View Full Version
Selasa, 27 Jan 2015

IPM Nilai Pemerintah Tidak Serius Menghadapi MEA 2015

JAKARTA (voa-islam.com) - Implementasi pasar tunggal ASEAN sudah diambang pintu. Namun, kesiapan Indonesia dan daya saing para pelaku usaha didalam negeri, untuk meghadapi era perdagangan bebas itu masih memprihatinkan.

Sebagai pasar tunggal dan kesatuan basis produsi, akan terjadi arus bebas atas barang, jasa, faktor produksi, investasi dan modal, serta penghapusan tarif bagi perdagangan antar Negara ASEAN. Dari total populasi ASEAN sebanyak 600 juta, penduduk Indonesia mencapai 250 juta. Ini menjadi potensi pasar yang paling besar. Namun jika tidak benar-benar siap, dengan kondisi pasar terbuka nanti.

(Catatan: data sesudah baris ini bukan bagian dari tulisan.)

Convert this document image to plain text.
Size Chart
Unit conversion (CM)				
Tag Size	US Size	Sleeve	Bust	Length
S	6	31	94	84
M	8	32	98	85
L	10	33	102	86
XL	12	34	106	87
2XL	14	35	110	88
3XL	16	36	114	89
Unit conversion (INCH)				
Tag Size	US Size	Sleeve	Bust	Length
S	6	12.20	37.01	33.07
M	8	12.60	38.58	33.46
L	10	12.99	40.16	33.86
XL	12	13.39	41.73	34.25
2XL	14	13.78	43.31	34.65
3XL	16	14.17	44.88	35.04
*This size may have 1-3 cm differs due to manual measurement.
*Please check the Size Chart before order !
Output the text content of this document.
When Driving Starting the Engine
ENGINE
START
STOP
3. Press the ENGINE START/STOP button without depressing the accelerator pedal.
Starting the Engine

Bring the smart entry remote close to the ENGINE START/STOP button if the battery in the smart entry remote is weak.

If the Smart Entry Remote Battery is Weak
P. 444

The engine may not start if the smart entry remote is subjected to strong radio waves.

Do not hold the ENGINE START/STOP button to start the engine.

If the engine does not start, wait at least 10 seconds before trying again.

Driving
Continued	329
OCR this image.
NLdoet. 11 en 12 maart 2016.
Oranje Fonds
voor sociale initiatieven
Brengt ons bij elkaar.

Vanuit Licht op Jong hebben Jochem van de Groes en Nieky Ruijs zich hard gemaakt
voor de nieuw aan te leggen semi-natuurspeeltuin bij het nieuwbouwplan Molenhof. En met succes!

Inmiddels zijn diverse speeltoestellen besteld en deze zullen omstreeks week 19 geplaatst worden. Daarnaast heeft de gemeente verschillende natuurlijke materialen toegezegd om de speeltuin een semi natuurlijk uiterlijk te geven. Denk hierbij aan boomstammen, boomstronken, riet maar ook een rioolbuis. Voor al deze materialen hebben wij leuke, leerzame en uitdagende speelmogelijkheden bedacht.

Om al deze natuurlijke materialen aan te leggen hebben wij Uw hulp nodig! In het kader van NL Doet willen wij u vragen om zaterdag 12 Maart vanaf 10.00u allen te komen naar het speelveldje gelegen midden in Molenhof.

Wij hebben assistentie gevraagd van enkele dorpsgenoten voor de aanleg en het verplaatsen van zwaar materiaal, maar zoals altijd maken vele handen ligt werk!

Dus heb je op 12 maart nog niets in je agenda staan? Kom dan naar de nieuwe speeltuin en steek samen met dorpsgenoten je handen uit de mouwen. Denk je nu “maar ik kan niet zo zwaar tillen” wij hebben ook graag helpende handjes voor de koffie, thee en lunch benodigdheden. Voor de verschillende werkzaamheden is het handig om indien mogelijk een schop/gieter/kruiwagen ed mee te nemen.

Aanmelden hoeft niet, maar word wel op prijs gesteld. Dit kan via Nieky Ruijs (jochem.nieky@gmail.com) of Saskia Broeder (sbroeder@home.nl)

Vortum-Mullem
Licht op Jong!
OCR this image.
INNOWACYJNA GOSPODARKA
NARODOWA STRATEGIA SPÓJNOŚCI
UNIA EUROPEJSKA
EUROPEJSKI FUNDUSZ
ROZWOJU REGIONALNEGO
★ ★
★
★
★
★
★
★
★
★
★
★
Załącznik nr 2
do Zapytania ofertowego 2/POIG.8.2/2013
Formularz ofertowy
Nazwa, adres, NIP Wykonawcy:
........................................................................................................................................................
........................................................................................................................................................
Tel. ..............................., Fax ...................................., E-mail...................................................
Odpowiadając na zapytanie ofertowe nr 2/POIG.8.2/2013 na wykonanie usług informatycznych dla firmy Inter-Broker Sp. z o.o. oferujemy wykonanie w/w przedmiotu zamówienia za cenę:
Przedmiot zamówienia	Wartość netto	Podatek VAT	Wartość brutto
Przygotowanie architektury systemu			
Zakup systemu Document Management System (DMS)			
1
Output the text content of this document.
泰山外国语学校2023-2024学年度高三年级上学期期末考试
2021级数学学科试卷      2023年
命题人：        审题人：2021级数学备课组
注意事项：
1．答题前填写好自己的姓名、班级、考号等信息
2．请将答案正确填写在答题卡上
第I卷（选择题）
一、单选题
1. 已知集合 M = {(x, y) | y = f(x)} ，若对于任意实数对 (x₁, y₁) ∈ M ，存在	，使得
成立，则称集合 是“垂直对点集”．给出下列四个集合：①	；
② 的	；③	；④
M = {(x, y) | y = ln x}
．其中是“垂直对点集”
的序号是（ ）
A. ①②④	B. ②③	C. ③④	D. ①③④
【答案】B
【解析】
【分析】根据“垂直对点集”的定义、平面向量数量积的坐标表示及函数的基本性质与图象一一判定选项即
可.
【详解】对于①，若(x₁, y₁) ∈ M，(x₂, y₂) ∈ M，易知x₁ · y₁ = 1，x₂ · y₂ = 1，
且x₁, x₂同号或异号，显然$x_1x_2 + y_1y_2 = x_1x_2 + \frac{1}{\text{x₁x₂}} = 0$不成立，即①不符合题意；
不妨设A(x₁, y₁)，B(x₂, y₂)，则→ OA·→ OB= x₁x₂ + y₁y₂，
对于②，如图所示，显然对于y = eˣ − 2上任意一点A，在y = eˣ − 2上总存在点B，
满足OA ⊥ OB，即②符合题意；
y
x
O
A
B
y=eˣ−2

Indonesia bukannya meraih untung, tetapi malah buntung.

Berdasarkan kajian yang dirilis oleh Sekretariat ASEAN, pada penilaian tahap ke-3 (2012-2013), Thailand menjadi Negara yang paling siap menghadapi implementasi Pasar Tunggal ASEAN 2015, dengan tingkat kesiapan 84,6 persen, disusul Malaysia dan laos 84,3 persen, Singapura 84 persen, dan kamboja 82 persen.

Sedangan skor kesiapan Indonesia adalah 81,3 persen alias diurutan ke-6. Posisi Indonesia dalam perdagangan Intraregional ASEAN saat ini juga belum optimal. Total ekspor Indonesia ke Negara-negara ASEAN masih dibawah Singapura, Malaysia dan Thailand.

Menurut Eko Adriyanto selaku Ketua Pimpinan Pusat Ikatan Pelajar Muhammadiyah (IPM), ada empat faktor yang membuat daya saing Indonesia masih dibawah rata-rata Negara pesaing dikawasan ASEAN. Yaitu, kinerja logistik, tarif pajak, suku bunga Bank.

“Serta produktivitas tenaga kerja. Untuk bersaing Indonesia memerlukan peningkatan kapasitas produksi yang bernilai tambah melalui investasi,” katanya.

Alumni Fakultas Ekonomi Universitas Muhammadiyah Palembang ini menambahkan, dalam produk industri tertentu Indonesia memang masih dianggap masih memiliki keunggulan terhadap Negara tetangga.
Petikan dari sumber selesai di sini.